Although Williamson had been education secretary for just over two years when he was fired, he is one of nine Conservative MPs to have taken the job in the past eight years, a streak that began with Michael Gove, who left the role in July 2014.
Even counting Gove’s four-year run, since the Conservatives came to power in 2010, education secretaries have lasted fractionally more than 16 months on average. Education has been transferred, so almost all their role is connected only with England.
“This is a conservative government in disarray and our children are paying the price,” said Bridget Phillipson, Labor minister for shadow education. “We now have the fifth education secretary in just a year, but the previous four have left us with a growing learning disadvantage, childcare crippling family finances and failed skills policies, leaving us with fewer opportunities later in life.”

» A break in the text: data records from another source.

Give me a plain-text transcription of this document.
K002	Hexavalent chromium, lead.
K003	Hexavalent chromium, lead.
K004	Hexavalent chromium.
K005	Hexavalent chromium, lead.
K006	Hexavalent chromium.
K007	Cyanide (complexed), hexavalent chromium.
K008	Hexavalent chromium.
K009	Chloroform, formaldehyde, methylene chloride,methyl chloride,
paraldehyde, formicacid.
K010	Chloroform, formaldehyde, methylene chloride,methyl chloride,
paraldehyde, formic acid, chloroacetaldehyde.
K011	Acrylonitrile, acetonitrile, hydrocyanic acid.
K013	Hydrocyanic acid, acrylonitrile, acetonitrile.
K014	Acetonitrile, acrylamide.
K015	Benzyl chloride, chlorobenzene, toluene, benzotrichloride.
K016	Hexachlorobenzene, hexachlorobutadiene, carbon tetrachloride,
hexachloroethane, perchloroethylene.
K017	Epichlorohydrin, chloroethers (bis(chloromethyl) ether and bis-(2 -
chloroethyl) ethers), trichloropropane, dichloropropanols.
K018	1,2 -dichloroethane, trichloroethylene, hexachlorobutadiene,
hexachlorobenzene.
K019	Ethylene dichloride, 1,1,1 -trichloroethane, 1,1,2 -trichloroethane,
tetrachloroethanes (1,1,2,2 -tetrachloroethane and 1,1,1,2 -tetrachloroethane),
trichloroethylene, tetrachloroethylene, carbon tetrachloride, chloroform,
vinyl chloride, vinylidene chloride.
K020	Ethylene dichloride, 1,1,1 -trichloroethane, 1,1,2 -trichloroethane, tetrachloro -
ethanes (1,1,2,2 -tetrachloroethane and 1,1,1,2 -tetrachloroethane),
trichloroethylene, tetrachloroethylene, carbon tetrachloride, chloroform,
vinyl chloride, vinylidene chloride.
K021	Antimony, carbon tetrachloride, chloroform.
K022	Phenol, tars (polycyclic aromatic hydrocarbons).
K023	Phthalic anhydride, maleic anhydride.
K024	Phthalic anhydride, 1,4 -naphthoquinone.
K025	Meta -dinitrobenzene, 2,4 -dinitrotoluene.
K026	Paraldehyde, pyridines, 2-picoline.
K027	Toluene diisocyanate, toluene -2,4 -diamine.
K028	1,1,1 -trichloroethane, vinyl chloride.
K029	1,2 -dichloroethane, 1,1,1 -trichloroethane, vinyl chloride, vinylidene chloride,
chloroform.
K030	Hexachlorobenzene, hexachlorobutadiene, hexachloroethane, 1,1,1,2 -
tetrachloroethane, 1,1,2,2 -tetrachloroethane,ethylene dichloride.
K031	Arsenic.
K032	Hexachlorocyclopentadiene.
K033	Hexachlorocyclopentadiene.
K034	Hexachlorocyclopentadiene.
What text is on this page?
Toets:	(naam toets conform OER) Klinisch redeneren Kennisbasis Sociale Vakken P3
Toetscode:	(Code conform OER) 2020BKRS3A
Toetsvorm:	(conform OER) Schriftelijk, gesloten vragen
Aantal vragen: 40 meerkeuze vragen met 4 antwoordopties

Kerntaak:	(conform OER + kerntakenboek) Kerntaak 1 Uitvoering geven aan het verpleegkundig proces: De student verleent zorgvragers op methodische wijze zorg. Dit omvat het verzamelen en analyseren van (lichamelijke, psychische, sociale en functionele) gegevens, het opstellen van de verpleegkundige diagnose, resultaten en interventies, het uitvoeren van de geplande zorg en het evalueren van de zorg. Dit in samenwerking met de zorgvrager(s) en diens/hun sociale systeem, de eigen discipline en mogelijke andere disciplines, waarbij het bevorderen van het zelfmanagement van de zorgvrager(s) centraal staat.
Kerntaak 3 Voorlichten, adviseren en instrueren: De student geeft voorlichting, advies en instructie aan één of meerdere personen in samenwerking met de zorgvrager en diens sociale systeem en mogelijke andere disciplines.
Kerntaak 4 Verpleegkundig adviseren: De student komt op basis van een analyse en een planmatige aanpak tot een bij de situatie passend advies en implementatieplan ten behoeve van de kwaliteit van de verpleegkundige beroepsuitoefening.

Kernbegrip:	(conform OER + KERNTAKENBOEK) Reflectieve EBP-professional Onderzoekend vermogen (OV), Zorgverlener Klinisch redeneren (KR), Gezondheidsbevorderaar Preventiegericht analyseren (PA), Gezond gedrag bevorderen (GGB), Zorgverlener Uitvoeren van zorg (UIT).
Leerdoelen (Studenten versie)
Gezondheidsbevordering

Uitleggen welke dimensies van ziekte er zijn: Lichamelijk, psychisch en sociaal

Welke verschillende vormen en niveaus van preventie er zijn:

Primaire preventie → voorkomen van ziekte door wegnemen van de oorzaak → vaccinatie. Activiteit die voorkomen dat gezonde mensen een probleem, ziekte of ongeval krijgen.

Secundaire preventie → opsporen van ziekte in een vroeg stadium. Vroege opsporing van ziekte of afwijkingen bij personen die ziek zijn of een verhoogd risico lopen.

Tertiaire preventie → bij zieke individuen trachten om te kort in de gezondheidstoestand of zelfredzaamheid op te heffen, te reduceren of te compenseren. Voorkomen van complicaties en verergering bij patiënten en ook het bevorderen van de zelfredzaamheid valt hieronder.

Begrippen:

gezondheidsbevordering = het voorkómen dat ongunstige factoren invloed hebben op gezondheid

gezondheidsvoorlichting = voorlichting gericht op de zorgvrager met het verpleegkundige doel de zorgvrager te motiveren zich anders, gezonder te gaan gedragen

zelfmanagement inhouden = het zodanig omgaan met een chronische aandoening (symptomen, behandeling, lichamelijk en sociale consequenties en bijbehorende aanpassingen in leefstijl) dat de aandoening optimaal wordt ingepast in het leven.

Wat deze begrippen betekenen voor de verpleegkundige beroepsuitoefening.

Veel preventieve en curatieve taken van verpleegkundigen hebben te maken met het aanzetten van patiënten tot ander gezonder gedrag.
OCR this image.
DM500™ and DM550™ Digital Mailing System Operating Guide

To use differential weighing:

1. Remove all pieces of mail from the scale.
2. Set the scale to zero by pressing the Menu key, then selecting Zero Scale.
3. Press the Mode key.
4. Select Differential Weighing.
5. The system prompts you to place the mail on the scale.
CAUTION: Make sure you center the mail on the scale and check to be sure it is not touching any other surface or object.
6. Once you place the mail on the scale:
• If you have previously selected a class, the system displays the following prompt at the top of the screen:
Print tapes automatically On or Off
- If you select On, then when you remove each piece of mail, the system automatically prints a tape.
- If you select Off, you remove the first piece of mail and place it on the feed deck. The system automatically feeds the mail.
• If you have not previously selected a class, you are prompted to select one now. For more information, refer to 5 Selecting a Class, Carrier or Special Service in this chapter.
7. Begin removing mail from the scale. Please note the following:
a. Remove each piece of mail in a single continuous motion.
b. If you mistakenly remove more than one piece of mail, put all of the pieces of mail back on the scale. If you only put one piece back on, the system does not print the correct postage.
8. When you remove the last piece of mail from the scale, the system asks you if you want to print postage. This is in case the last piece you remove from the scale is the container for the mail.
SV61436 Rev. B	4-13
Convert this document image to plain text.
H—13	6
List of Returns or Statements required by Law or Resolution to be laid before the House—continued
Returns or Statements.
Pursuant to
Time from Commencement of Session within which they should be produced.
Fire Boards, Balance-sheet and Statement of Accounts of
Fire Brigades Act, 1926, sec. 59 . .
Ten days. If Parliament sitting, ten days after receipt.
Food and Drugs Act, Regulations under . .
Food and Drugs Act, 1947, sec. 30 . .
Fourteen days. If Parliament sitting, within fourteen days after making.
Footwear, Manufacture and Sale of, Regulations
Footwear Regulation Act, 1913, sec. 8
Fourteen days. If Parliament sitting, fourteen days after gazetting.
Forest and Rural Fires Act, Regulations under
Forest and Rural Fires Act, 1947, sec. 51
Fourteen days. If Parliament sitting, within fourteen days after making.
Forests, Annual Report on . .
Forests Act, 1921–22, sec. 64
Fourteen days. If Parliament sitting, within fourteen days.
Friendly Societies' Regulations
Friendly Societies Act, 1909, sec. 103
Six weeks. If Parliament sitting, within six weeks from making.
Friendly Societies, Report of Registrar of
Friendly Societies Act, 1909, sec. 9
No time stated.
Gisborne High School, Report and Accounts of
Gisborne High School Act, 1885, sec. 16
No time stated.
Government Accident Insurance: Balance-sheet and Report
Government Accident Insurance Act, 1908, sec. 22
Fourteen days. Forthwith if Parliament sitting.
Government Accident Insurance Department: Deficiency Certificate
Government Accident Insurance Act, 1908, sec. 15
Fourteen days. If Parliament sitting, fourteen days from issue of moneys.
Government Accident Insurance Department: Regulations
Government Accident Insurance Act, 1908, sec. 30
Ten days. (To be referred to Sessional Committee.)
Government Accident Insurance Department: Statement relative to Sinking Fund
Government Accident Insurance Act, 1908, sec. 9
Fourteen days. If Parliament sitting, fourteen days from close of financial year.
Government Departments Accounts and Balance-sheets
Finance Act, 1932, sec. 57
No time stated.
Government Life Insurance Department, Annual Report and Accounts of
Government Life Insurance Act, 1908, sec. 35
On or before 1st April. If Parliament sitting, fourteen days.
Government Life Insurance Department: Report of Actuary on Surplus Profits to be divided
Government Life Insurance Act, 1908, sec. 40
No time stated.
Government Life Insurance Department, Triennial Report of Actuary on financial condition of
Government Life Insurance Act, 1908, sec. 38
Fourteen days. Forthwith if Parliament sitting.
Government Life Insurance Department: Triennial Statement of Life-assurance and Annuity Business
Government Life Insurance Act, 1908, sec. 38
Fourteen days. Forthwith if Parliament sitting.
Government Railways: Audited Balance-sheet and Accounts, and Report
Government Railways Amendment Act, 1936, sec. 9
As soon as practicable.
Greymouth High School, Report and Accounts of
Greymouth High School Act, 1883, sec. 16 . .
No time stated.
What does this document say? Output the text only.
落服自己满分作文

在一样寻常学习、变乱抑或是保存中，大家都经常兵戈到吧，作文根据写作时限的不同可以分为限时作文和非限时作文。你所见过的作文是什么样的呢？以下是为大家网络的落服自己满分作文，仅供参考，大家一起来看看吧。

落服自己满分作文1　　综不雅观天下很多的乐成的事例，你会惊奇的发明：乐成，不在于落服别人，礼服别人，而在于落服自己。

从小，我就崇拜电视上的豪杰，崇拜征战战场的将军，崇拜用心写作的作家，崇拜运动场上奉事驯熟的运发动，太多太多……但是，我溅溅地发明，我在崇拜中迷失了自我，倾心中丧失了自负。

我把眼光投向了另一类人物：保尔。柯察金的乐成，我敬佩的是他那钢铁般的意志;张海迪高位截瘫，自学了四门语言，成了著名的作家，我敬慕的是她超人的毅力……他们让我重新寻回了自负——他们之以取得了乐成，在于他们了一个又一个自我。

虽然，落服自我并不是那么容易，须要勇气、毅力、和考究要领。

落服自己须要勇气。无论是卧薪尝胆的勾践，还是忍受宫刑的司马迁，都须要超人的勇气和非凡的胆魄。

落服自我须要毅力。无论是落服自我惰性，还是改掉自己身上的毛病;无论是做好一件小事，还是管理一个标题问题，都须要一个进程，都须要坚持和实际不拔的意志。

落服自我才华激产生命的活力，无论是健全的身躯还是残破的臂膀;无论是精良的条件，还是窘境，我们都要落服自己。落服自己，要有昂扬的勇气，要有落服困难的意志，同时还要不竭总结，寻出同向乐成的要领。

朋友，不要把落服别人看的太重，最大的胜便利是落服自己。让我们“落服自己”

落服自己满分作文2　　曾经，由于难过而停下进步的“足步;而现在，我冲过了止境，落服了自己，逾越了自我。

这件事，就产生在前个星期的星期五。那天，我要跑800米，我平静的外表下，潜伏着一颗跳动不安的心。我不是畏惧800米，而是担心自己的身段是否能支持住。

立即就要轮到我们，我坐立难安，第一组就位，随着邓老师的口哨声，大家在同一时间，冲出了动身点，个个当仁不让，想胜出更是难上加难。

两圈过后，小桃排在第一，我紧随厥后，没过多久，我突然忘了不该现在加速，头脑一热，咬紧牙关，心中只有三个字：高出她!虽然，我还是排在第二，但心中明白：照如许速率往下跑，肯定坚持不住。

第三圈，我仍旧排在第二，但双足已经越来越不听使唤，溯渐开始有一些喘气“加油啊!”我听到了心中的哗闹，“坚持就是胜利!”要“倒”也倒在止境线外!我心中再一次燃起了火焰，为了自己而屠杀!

Munira Wilson, the education spokesperson for the Liberal Democrats, said: “This indifferent conservative carousel of education secretaries can no longer be trusted with the future of our young people. As the fifth Secretary of State for Education in a year, and someone who has not shown much passion for the subject, this position is clearly just a stepping stone for Kit Malthouse.”
Paul Whiteman, general secretary of the school leaders’ union NAHT, said: “Education is far too important to be subjected to such damaging levels of instability. I hope that in Mr Malthouse we will now have the clarity of a long-term Secretary of State who can outline a clear plan that addresses the issues, and then stay long enough to implement that plan.”
Kevin Courtney, joint general secretary of the National Education Union, said: “This is one of the most important jobs in government, although you wouldn’t think it, given the way the role has been treated as an afterthought in recent years.
“Children and young people are paying the price for this constant upheaval and the lack of grasp and understanding of the many problems facing the education service.”